Mark II movements (introduced in 1962?) were usually fitted in a wider case in a plain style with the movement offset from the centre line. Here again there are several minor differences in style. Clocks with no pilot dial are known and the clocks may have plain or black painted glass to the door. Occasionally a mark II movement was fitted in a round corner case (style 4)

Picture copyright Colin Reynolds. The clock shown is serial No.4306 It has a Westerstrand pilot dial (used by Synchronome when an alternate polarity (quiet) system was required).

A separate range of serial numbers was used for the Mark II. I do not yet know either the lowest or the highest serial in this new series.

Case Locks and Latches

Variations in case locks and latches can be noted but further investigation is needed before this helps with dating.

Up to the present, I know of five types:

1. Two locks

serial x03

The locks are fitted in the sides of the case.Two keyhole escutcheons in the side of the case are all that show externally. No latch.

2. Old style turn latch serial 954

2. Turn latches with "T" shaped handles, fitted to the front of the case (which has an inset door) The keep of the latch turns into a cast brass catch fitted to the edge of the case side. Two latches fitted to each case, no information about a lock

3. A latch with clamping action. serial C734 serial C734
The clamping lever is fitted to the front of the door, with the keep plate on the side of the ase.

4. The most common latch serial 4956

Hook and pin type latch. The "hook" is a swivelling arm fitted to the edge of the door which rotates into a pin fitment on the side of the case. Two such latches and one centrally placed lock are fitted to each case. This type was used for the vast majority of clock cases produced by Synchronome.

5. Clipover latch serial 4306

A latch similar to that used on brief cases etc.. The latch covers all screws when closed and tightens the door against the felt insert usually fitted to the case edges. Two latches are fitted to each case. Not sure if lock also fitted (someone will tell me)

Perhaps only used with Mark II cases (comment anyone?)
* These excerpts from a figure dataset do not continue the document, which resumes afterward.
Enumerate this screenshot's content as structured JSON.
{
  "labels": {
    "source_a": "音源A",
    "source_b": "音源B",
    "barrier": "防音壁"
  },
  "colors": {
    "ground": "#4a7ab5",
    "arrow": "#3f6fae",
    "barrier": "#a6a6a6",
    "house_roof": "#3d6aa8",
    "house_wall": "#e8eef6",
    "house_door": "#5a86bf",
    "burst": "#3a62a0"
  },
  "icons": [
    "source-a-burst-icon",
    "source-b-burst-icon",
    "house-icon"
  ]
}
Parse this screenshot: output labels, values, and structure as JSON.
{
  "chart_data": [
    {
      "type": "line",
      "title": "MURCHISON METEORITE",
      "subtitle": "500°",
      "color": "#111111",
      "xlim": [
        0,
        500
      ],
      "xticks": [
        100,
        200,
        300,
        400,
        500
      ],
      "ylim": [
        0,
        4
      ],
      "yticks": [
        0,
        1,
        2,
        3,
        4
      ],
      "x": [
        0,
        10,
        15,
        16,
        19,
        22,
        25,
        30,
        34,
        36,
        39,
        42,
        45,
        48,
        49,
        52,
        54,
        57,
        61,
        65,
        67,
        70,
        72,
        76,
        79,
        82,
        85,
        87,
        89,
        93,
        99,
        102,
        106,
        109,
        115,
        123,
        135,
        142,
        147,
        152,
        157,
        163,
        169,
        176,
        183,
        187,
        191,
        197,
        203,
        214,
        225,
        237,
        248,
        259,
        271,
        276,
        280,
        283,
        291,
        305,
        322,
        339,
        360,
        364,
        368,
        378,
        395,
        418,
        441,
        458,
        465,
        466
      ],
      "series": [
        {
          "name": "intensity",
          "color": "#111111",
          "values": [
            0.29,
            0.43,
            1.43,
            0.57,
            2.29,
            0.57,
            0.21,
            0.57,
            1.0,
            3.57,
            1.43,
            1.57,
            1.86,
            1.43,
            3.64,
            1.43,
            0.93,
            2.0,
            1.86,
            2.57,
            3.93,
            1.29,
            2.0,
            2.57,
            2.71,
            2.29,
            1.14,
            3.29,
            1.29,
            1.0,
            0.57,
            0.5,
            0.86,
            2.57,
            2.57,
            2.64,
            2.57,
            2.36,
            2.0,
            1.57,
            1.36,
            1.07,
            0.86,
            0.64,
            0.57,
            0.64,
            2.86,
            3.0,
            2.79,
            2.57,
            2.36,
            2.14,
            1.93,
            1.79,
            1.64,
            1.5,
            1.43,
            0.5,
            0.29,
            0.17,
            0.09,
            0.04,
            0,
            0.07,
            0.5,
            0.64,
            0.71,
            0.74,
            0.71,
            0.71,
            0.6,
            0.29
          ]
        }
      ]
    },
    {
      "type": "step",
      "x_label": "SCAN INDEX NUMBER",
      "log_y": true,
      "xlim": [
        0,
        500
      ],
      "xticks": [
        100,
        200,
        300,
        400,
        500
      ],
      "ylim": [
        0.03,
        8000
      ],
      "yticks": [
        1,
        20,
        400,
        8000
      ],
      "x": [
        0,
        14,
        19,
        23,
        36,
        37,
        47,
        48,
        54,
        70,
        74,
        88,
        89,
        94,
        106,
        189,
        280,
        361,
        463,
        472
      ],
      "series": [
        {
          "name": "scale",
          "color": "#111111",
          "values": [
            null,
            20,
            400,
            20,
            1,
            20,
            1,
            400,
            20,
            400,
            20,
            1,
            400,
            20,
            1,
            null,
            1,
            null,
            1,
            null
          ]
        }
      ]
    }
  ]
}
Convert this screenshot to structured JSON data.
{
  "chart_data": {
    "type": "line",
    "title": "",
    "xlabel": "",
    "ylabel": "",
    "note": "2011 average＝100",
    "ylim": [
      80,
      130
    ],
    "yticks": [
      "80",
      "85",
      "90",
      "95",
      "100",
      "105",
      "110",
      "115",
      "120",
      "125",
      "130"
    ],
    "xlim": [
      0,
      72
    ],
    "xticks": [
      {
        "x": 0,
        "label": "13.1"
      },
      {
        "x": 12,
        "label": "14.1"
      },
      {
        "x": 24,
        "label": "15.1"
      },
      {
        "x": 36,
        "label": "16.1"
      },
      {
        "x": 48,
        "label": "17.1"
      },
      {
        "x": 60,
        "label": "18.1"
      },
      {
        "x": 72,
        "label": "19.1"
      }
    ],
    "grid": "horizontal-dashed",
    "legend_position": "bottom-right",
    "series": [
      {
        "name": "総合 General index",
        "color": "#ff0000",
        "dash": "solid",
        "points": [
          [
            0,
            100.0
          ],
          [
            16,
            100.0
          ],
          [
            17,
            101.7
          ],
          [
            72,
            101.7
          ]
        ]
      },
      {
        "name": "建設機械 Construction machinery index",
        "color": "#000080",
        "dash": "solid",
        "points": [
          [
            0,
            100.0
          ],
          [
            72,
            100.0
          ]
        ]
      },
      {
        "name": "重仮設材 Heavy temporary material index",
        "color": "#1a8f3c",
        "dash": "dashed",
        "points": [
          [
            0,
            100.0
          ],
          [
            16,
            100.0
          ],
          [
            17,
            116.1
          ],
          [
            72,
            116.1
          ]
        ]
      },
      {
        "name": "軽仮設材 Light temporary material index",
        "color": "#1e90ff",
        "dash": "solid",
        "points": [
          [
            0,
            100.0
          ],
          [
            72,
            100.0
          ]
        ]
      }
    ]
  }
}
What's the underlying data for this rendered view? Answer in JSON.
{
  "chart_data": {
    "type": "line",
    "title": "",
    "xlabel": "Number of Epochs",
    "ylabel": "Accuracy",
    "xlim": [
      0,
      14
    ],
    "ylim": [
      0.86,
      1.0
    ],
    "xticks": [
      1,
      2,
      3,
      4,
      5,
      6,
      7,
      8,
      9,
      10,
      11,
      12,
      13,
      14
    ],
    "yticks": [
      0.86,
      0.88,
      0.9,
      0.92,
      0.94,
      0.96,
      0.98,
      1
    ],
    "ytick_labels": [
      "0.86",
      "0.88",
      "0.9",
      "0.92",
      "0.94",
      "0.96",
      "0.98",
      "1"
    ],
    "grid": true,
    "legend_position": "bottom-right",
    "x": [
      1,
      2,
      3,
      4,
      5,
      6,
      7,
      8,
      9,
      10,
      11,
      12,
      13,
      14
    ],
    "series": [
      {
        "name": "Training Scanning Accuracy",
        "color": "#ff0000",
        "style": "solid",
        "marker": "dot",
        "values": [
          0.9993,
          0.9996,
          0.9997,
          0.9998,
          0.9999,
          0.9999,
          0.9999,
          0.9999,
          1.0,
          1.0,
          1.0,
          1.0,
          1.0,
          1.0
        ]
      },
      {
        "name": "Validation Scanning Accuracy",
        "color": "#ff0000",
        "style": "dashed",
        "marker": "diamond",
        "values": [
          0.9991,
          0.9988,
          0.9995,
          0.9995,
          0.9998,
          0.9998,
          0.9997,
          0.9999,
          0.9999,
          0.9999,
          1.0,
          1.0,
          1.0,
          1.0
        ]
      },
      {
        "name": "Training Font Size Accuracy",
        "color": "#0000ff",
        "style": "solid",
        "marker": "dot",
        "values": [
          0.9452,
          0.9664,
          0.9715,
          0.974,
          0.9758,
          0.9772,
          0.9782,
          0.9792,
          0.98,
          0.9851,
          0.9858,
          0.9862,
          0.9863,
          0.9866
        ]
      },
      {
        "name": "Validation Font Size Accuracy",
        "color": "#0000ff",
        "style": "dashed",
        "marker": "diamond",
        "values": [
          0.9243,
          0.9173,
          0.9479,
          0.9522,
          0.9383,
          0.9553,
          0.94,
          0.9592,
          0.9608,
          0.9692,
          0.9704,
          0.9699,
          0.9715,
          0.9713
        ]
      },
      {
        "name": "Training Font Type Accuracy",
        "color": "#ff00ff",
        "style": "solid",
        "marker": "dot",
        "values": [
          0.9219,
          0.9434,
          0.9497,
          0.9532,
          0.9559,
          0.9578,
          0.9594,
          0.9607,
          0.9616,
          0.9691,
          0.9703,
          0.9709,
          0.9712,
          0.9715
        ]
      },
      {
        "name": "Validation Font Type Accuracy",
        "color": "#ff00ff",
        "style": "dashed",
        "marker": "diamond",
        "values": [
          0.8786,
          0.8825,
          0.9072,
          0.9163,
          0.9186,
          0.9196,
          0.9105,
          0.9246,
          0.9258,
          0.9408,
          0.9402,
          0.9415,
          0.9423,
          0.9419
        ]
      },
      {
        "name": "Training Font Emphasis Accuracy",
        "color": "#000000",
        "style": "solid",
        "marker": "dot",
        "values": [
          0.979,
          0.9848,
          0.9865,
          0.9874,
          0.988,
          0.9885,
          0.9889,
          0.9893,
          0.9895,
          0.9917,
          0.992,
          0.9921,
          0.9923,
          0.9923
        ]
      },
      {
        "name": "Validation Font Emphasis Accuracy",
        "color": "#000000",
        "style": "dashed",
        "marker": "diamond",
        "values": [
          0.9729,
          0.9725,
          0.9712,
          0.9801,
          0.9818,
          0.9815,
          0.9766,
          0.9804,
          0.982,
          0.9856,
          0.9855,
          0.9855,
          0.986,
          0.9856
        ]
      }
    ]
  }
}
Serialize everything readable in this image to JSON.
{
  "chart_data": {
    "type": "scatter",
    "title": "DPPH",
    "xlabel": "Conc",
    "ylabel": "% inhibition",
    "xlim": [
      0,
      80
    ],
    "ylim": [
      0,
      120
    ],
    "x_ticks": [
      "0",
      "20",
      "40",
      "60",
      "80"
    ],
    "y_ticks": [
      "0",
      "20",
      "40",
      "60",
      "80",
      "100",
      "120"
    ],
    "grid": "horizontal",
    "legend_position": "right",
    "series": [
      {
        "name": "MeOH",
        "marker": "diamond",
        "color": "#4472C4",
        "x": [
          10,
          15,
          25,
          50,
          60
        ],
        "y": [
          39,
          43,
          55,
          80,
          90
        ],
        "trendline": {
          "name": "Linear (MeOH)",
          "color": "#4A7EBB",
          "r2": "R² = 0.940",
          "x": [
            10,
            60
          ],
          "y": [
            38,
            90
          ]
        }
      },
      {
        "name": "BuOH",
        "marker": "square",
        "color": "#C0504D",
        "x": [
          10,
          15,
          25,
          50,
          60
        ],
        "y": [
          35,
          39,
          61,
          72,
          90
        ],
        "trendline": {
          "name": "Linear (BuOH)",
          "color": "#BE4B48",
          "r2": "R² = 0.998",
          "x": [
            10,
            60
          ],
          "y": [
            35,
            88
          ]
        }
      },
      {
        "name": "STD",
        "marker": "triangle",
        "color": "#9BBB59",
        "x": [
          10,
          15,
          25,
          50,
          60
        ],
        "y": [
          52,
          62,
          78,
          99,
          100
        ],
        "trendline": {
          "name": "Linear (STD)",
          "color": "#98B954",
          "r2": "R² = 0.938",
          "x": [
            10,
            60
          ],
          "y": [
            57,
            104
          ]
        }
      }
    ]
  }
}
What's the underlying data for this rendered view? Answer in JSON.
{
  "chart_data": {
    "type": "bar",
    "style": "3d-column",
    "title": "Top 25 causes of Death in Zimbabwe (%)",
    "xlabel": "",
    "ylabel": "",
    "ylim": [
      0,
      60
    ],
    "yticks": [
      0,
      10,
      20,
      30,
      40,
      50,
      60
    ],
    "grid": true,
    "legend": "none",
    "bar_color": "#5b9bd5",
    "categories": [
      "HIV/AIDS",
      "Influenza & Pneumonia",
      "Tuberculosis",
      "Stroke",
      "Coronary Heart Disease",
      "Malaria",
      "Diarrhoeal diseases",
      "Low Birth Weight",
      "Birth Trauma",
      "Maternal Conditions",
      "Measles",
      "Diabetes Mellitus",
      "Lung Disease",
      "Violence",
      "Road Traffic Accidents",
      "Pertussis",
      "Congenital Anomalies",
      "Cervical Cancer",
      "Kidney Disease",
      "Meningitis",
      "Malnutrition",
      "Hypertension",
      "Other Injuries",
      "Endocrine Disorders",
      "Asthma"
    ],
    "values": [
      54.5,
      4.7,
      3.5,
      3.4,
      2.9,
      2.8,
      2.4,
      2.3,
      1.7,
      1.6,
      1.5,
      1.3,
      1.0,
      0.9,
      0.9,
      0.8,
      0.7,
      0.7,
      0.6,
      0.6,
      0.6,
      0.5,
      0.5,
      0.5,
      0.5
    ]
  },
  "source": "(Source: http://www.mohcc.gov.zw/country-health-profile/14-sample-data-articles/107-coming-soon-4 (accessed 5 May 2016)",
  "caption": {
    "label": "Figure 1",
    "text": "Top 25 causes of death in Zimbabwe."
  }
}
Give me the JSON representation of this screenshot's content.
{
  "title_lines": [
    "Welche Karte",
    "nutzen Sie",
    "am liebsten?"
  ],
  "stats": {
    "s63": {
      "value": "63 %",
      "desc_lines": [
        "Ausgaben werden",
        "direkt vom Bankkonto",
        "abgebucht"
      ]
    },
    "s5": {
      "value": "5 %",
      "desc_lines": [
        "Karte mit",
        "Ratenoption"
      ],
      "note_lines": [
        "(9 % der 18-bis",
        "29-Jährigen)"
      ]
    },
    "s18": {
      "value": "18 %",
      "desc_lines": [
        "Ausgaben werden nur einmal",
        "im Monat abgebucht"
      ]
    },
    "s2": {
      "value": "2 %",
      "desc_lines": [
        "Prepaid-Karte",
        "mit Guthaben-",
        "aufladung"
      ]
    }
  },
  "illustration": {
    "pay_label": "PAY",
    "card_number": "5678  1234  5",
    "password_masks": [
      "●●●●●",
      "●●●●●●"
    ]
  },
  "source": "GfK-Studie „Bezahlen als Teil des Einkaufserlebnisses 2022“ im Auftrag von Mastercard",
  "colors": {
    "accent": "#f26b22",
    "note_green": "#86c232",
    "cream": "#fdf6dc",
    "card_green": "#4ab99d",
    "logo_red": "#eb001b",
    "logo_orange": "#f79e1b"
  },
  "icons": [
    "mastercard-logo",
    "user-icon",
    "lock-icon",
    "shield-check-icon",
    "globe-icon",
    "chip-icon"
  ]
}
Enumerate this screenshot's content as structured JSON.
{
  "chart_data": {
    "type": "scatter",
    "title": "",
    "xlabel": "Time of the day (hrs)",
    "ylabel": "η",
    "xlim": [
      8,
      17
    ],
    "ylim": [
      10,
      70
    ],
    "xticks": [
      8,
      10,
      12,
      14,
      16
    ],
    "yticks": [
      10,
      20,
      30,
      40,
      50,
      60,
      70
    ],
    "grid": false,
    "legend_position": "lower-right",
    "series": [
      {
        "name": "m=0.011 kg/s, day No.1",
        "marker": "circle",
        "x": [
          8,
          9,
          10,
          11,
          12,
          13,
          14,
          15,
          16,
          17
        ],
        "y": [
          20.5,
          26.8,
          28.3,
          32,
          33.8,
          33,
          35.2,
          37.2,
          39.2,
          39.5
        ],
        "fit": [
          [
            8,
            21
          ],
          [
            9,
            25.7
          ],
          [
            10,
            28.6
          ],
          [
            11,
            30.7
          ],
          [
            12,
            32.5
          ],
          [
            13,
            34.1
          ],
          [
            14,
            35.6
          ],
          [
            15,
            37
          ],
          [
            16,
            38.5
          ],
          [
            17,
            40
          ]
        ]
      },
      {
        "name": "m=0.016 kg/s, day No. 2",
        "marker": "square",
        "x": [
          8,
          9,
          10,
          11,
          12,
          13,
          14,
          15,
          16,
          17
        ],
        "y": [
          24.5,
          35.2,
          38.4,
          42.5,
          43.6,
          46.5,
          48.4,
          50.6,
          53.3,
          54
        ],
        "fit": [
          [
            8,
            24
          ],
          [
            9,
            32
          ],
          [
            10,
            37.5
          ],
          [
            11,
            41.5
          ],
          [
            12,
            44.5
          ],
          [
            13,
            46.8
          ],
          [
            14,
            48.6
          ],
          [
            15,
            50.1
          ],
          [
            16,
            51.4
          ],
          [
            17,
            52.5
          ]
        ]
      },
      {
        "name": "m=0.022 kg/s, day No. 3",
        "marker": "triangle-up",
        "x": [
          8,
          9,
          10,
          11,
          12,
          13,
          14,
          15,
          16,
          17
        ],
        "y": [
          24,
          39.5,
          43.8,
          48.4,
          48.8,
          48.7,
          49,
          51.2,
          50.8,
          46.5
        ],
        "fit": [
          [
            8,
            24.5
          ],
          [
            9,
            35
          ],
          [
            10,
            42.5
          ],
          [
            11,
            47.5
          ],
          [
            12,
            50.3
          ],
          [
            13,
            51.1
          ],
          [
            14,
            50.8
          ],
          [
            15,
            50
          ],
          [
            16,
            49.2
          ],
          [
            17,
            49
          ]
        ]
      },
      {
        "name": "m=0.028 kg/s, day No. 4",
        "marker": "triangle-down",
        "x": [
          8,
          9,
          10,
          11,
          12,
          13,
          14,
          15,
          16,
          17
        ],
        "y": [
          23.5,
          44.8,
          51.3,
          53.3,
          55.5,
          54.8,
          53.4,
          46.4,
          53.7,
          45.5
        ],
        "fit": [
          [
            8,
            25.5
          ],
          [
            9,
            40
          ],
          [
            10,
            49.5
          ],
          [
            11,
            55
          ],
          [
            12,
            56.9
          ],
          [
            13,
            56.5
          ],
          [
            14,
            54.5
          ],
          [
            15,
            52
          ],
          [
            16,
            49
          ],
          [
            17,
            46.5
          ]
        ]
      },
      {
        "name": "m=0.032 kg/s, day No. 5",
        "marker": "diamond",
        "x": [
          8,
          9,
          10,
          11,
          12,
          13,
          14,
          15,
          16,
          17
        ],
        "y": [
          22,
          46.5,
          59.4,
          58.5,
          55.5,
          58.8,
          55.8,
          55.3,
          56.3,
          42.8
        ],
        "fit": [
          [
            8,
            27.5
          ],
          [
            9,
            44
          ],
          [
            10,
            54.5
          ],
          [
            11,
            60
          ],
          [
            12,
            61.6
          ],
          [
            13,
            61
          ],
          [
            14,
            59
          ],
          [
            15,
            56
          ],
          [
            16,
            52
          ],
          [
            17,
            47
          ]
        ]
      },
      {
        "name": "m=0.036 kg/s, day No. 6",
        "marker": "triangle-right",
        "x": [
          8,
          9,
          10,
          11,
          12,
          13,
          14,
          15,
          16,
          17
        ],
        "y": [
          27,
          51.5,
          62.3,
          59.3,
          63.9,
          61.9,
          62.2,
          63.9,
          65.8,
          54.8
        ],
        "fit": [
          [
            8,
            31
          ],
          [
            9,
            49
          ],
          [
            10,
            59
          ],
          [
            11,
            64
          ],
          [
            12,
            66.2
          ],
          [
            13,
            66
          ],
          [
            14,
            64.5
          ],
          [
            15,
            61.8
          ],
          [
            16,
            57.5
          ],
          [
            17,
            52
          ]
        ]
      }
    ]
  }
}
There are many other features which have changed as time passed, such as the pilot dial and pilot movement. Many pilot movements have their own serial number but these may well comprise several different series. Synchronome used outside suppliers for many of the pilot movements (and other parts) so the numbers on the pilot dial may have been issued by those suppliers.

I am not going to venture into these additional identification fields at present!